Several issues with CLion building and CUDA
1. How can I see every command that Cmake produces?
a) UI says "Build options" Arguments after '--' are passed on to the build, other arguments are CMake command line parameters. Default options depend on the the toolchain's environment."
This is very unclear to me. When I put in --trace, I just get an error. That does not work.
b) In the "CMake options" field - default values are displayed which disappear if you type anything into the field. How can I update this field?
2. Where is the actual CMake/make log file? I see the following files
.ninja_log
CMakeFiles/CMakeOutput.log
CmakeFIles/clion-log.txt
but I am looking for a list of all of the commands that get executed to compile and link my code.
3) Editing CMakeFiles.txt in the top level directory to try to change compiler options seems to have no effect on the CMakeCache files that get put in the cmake-build-release and cmake-build-debug directories. How can I effect the compiler options? For example, I want to use "-Ofast" on the gcc command line. How??

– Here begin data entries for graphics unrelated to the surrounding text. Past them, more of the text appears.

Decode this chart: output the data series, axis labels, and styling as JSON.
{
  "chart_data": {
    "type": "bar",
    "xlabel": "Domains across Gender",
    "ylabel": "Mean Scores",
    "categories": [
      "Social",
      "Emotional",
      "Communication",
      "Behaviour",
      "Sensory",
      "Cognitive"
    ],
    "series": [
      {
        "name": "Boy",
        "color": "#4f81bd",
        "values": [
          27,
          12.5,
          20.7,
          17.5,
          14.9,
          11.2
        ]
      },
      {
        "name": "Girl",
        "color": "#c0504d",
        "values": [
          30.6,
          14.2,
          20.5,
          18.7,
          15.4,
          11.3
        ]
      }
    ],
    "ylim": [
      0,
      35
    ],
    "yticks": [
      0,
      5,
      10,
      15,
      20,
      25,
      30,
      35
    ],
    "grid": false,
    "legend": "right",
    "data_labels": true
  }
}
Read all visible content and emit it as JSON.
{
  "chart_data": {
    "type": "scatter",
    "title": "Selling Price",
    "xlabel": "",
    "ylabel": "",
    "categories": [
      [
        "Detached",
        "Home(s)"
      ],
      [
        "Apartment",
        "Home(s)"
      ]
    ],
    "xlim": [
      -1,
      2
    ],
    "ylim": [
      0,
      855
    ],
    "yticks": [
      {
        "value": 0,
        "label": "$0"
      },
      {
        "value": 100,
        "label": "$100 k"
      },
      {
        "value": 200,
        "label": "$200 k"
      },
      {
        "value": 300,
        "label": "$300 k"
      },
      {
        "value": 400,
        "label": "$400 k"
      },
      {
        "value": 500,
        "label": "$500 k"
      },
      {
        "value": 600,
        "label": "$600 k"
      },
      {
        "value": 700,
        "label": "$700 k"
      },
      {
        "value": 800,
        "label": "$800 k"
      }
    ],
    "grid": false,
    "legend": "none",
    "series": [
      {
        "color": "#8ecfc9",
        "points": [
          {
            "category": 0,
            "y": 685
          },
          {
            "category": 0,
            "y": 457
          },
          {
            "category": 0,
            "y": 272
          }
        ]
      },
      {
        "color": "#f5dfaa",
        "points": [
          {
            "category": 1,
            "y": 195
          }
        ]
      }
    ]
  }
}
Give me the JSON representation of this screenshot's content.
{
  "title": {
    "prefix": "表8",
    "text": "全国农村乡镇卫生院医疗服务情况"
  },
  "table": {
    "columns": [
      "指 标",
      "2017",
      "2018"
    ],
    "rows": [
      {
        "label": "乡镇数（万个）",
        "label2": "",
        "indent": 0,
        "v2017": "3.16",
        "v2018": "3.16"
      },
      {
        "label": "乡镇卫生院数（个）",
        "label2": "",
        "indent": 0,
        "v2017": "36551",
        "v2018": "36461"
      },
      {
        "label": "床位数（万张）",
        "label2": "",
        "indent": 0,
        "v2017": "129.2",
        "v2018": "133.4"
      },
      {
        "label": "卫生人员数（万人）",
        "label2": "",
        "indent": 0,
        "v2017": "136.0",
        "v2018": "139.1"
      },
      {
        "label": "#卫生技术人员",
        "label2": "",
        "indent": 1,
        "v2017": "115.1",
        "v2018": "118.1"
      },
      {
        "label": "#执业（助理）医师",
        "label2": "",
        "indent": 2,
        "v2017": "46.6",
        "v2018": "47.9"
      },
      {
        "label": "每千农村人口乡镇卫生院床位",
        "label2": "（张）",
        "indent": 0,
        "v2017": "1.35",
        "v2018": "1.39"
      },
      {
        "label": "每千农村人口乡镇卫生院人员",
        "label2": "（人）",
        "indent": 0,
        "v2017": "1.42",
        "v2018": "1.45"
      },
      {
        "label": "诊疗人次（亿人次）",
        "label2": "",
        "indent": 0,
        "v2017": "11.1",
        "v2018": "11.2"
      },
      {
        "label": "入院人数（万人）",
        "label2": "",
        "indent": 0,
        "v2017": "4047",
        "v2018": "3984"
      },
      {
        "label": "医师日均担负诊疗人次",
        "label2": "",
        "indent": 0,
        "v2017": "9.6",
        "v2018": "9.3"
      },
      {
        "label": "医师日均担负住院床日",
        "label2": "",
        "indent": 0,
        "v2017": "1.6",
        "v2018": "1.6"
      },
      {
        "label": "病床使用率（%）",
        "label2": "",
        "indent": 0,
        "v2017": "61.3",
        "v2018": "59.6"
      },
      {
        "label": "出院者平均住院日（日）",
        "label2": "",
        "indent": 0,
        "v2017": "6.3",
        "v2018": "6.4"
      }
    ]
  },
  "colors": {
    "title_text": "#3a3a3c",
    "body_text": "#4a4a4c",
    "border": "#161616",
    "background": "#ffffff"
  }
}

Please sign in to leave a comment.
I have partially answering my own question. If "--verbose" is passed to cmake, then most of the information I was looking for is output. Also, the ninja_log file shows you what options are being passed to cmake.
Although CLion is a great tool, it makes heavy use of CMake. Since CMake and I have never seen eye-to-eye, that is part of my frustration. The option I needed to pass to nvcc is "-Xcompiler -Ofast". It is important to note that if both -O3 and -Ofast are passed to gcc, then it ignores the -Ofast.
Finally, I am surprised that the current gcc optimizes rather poorly with -O3. The -Ofast option produces much better code. -Ofast is a collection of math-related optimizations. I will do more testing to see which ones are actually making a difference in my code, which boils down to testing the speed of multiplications using std::complex<float> versus writing out the real and imaginary parts separately. Without -Ofast, there is a factor of 6-7 difference in speed, which is pretty alarming. With -Ofast, they are the same speed, which is what I was looking for. A couple of possibilities are explicit NaN processing and stack utilization...